In fact, there could be just as much exploration about Lizzie’s desire to be alone and her own woman and how that doesn’t jibe with how movies and television have dictated where a woman Lizzie’s age should be in her relationships. But to ignore these issues is to contain women, once again, in a safe Tupperware version of femininity. In this situation, nostalgia becomes a prison by which to hold women to outdated standards of who they should be, not who they are. Or, more likely, who they never were.

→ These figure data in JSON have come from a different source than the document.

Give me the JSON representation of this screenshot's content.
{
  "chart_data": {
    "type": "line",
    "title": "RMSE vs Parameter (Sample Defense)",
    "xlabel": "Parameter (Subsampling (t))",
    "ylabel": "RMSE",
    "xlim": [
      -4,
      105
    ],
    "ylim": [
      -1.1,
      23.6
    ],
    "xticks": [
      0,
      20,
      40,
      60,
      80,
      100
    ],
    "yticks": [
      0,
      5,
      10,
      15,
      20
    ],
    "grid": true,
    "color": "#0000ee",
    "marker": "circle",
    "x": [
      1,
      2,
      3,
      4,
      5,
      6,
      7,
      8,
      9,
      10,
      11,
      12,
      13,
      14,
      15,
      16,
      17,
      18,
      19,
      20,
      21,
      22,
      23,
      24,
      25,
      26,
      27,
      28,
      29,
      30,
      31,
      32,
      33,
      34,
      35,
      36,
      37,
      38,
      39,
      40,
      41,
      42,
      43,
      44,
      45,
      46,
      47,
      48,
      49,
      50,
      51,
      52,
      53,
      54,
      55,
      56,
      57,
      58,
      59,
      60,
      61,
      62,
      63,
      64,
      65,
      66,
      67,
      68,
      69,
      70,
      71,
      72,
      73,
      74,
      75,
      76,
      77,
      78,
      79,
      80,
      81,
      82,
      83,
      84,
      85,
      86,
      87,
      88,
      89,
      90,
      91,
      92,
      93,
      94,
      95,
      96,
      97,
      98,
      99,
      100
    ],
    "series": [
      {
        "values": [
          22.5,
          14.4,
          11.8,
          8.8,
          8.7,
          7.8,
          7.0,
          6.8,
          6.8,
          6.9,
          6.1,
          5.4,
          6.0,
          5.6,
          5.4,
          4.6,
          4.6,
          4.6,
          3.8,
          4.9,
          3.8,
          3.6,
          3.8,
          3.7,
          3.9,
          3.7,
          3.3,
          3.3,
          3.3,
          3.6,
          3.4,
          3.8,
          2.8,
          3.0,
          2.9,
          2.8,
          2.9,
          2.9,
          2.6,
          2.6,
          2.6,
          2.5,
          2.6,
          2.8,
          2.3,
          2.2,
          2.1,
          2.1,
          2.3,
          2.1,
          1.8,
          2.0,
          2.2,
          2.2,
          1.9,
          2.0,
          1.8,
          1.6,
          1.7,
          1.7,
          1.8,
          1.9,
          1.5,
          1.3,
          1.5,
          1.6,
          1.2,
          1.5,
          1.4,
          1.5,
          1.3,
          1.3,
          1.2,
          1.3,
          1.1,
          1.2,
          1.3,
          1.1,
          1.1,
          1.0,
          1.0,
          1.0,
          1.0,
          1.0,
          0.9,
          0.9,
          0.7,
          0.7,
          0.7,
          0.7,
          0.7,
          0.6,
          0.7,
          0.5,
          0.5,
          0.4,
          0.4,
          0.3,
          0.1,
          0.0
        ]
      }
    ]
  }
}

Disney has retconned and repositioned originally complex shows before for a younger audience, as is the case with the 2014 series “Girl Meets World.” That show was a spin-off/continuation of the popular 1993 series “Boy Meets World” which ran for seven seasons on ABC. The original show centered on the life of tween boy Cory Matthews (Ben Savage) who grew up in front of audiences, eventually getting married to his elementary school sweetheart. Along the way episodes focused on poverty, sexual harassment, and teen sex. When the show went to syndication, airing on the Disney-owned Freeform, certain episodes of the series weren’t screened due to content issues. When “Girl Meets World” eventually aired on the Disney Channel, it was far from what the original series had been, positioning itself as a slapstick sitcom in the vein of “Full House.” It’s unrealistic for “Lizzie McGuire” to make a similar attempt.

It’s unclear where the revival on Disney+ stands at the moment. Minsky said in the Variety interview that she’d love the series to go the way of “Love, Simon” and end up on Hulu so they could make the show they want. When reached for comment by IndieWire, a spokesperson for Disney said: “We paused production on ‘Lizzie McGuire’ a few weeks ago to allow time for some creative re-development. Our goal is to resume production and to tell an authentic story that connects to the millions who are emotionally invested in the character, and a new generation of viewers too.”

In the great Peak TV battle for nostalgia lovers, who is more valued and to whom should shows cater? Is it the millions of viewers emotionally invested in the character they grew up with and who they want to see grow alongside them? Or is it the new generation of viewers meeting a grown woman they can’t aspire to in 2020?